The airport (CRW) received a grant from the Department of Transportation’s Small Community Air Services Development Program (SCASDP) for a total of $600,000 last week. Keller said he would support new service to Dallas Forth Worth International Airport (DFW) or Houston George Bush Intercontinental Airport (IAH).

He told MetroNews it aligns with one of his administration’s strategic goals of increasing air service options. Keller said adding either airport would add more than 20,000 departure seats to the CRW market, driving down airfares.

Nick Keller

“The ability to get additional westbound service and provide connections through Houston or Dallas is a huge opportunity for us,” Keller said.

Keller said it should be noted that the subsidy does not guarantee that CRW will get either service because an airline must commit. However, Keller said American Airlines, which would operate the DFW service, provided a letter of support for the grant application. The IAH service would come from United Airlines.

The grant can be used for an airline revenue guarantee, start-up costs, recruitment costs and marketing to launch and sustain the service.

“It’s kind of like an insurance policy for the airline. It reduces their risk when they have a new service in case the service isn’t viable and doesn’t succeed,” Keller said of the minimum income guarantee.

Keller said a marketing campaign would be launched and it might take one to two years for a new service to “be well known.” He added that there has always been interest in the service in Texas, saying Houston and Dallas are currently in the Top 10 markets for CRW passengers.

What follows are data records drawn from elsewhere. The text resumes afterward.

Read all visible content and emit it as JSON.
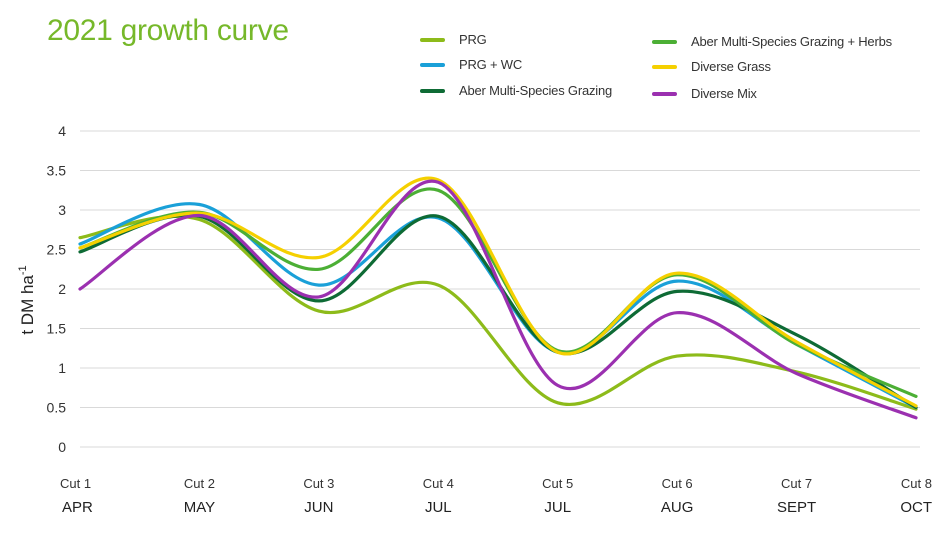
{
  "chart_data": {
    "type": "line",
    "title": "2021 growth curve",
    "ylabel": "t DM ha",
    "ylabel_superscript": "-1",
    "xlabel": "",
    "ylim": [
      0,
      4
    ],
    "yticks": [
      "0",
      "0.5",
      "1",
      "1.5",
      "2",
      "2.5",
      "3",
      "3.5",
      "4"
    ],
    "grid": true,
    "legend_placement": "top-right",
    "categories": [
      "Cut 1",
      "Cut 2",
      "Cut 3",
      "Cut 4",
      "Cut 5",
      "Cut 6",
      "Cut 7",
      "Cut 8"
    ],
    "months": [
      "APR",
      "MAY",
      "JUN",
      "JUL",
      "JUL",
      "AUG",
      "SEPT",
      "OCT"
    ],
    "series": [
      {
        "name": "PRG",
        "color": "#8dbb1a",
        "values": [
          2.65,
          2.88,
          1.72,
          2.05,
          0.56,
          1.15,
          0.95,
          0.48
        ]
      },
      {
        "name": "PRG + WC",
        "color": "#1aa0d8",
        "values": [
          2.57,
          3.07,
          2.05,
          2.9,
          1.2,
          2.1,
          1.3,
          0.5
        ]
      },
      {
        "name": "Aber Multi-Species Grazing",
        "color": "#0e6b35",
        "values": [
          2.47,
          2.92,
          1.85,
          2.92,
          1.2,
          1.97,
          1.42,
          0.5
        ]
      },
      {
        "name": "Aber Multi-Species Grazing + Herbs",
        "color": "#4caf35",
        "values": [
          2.52,
          2.97,
          2.25,
          3.25,
          1.22,
          2.18,
          1.3,
          0.64
        ]
      },
      {
        "name": "Diverse Grass",
        "color": "#f5d000",
        "values": [
          2.52,
          2.96,
          2.4,
          3.38,
          1.2,
          2.2,
          1.33,
          0.52
        ]
      },
      {
        "name": "Diverse Mix",
        "color": "#9b30b0",
        "values": [
          2.0,
          2.93,
          1.9,
          3.35,
          0.78,
          1.7,
          0.93,
          0.37
        ]
      }
    ]
  }
}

He said the direct service would only generate new traffic and make it more convenient for current travellers, by removing an extra stop. He said those currently flying west often fly to Charlotte or Atlanta first.

CRW lost its flight from Dallas in 2015 due to slope failure and lost service from Houston in 2019.

Keller said he hopes to attract the two services, one with the grant and the other with funding sources from a newly formed airline service alliance group.

“We have the money lined up, we have the grant funding, which is a huge step. Now we have to negotiate with the airlines and they have to be able to add capacity to their network,” Keller said of the time it might take for a new service to work.

CRW was one of 25 grant proposals to be selected. In total, the 25 selected applications came from 20 states and awarded nearly $17 million in federal grants.